Humor is one of the weapons in Forte’s public speaking arsenal. Doing her homework is another.
“I usually have an outline when I’m going to speak,” she says. “I always get the room set up and find out the number of people who’ll be there and their age.”
Her message is straightforward: Smoking is the nation’s leading preventable cause of death and it’s being pushed by an industry that markets its products to youth.
It’s not just her peers who’ve been impressed by Forte’s powers of persuasion. Her speech at a rally in Raleigh last spring about the paltry share of state tobacco-settlement dollars going to prevention, led one key elected leader to warn her to “be careful not to step on anybody’s toes.”
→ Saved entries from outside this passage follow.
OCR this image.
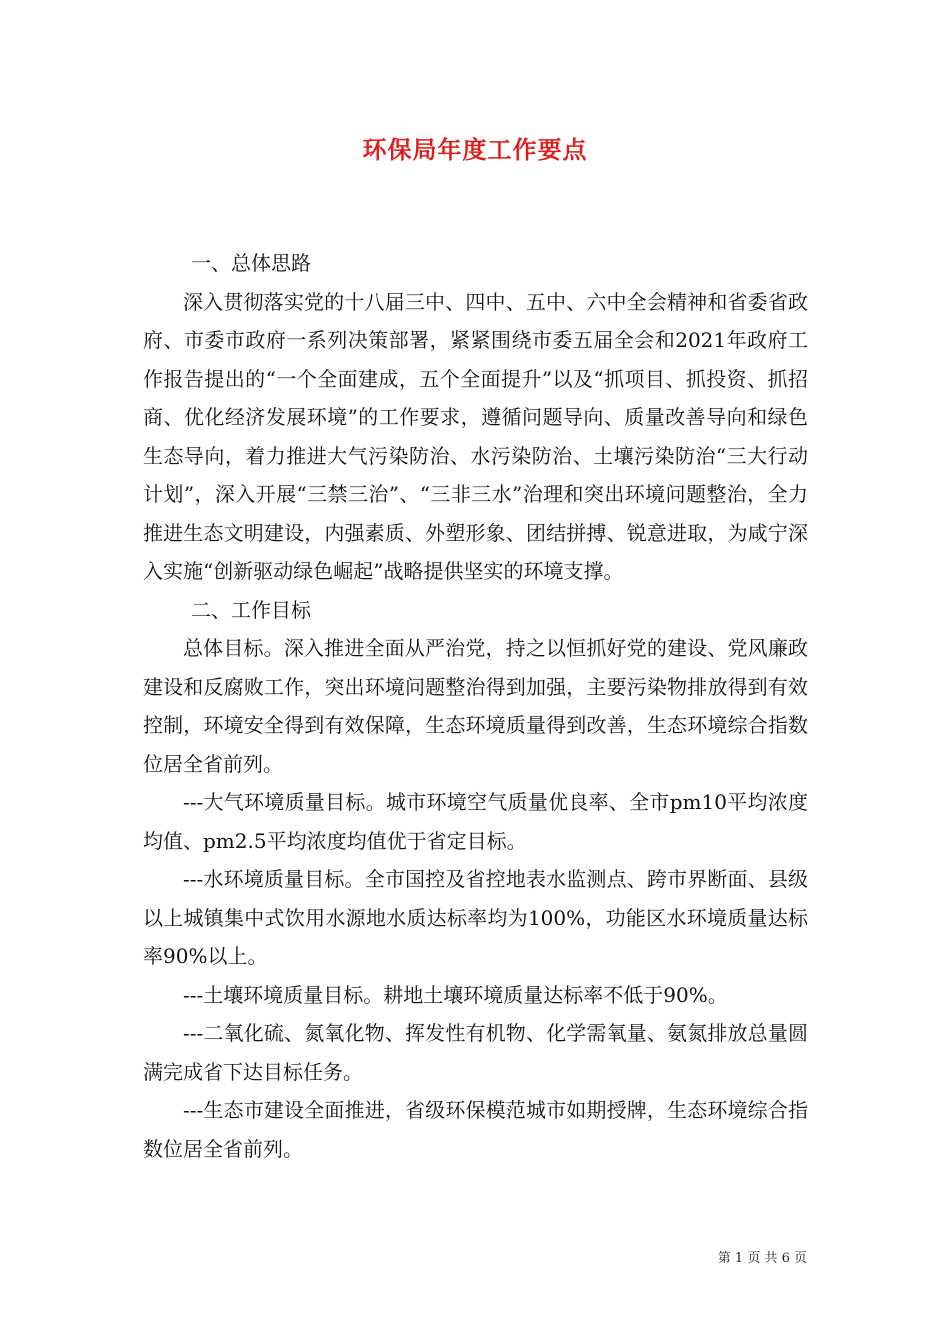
环保局年度工作要点

一、总体思路

深入贯彻落实党的十八届三中、四中、五中、六中全会精神和省委省政府、市委市政府一系列决策部署，紧紧围绕市委五届全会和2021年政府工作报告提出的“一个全面建成，五个全面提升”以及“抓项目、抓投资、抓招商、优化经济发展环境”的工作要求，遵循问题导向、质量改善导向和绿色生态导向，着力推进大气污染防治、水污染防治、土壤污染防治“三大行动计划”，深入开展“三禁三治”、“三非三水”治理和突出环境问题整治，全力推进生态文明建设，内强素质、外塑形象、团结拼搏、锐意进取，为咸宁深入实施“创新驱动绿色崛起”战略提供坚实的环境支撑。

二、工作目标

总体目标。深入推进全面从严治党，持之以恒抓好党的建设、党风廉政建设和反腐败工作，突出环境问题整治得到加强，主要污染物排放得到有效控制，环境安全得到有效保障，生态环境质量得到改善，生态环境综合指数位居全省前列。

---大气环境质量目标。城市环境空气质量优良率、全市pm10平均浓度均值、pm2.5平均浓度均值优于省定目标。

---水环境质量目标。全市国控及省控地表水监测点、跨市界断面、县级以上城镇集中式饮用水源地水质达标率均为100%，功能区水环境质量达标率90%以上。

---土壤环境质量目标。耕地土壤环境质量达标率不低于90%。

---二氧化硫、氮氧化物、挥发性有机物、化学需氧量、氨氮排放总量圆满完成省下达目标任务。

---生态市建设全面推进，省级环保模范城市如期授牌，生态环境综合指数位居全省前列。

第 1 页 共 6 页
While she’s an ardent advocate in public, Forte also knows how to relax and have fun. She loves music and the marching band. She’s close to her family. (Her dad, Ben, works at IBM, mom, Joyce teaches deaf children and sister, Krystal, is an education major at North Carolina Central University.) And she’s well-liked at school and in teen leadership circles.
Has she ever even been tempted to smoke? “Nah,” says Forte. “It’s never been one of those things I’ve tried.”
She’s not embarrassed by her choice either. “That’s a misconception about peer pressure,” she says. “People say kids smoke because of peers, but I think it’s more like stress and a legacy–if your parents or someone in your family does it.”
In college, Forte plans to study chemical engineering and hopes to get a job doing research with a big corporation–while continuing her advocacy work. (She notes that the tobacco company whistleblower in the movie The Insider was a graduate of MIT, where she’s applied).
With teen smoking rates in North Carolina now above 36 percent, state health leaders say Forte will be missed on the front lines. But she has no doubt someone capable will appear to take her place.
“I know I can’t be a teen activist forever,” Forte says, with a smile. “There are a lot more teens out there doing positive stuff than adults think.”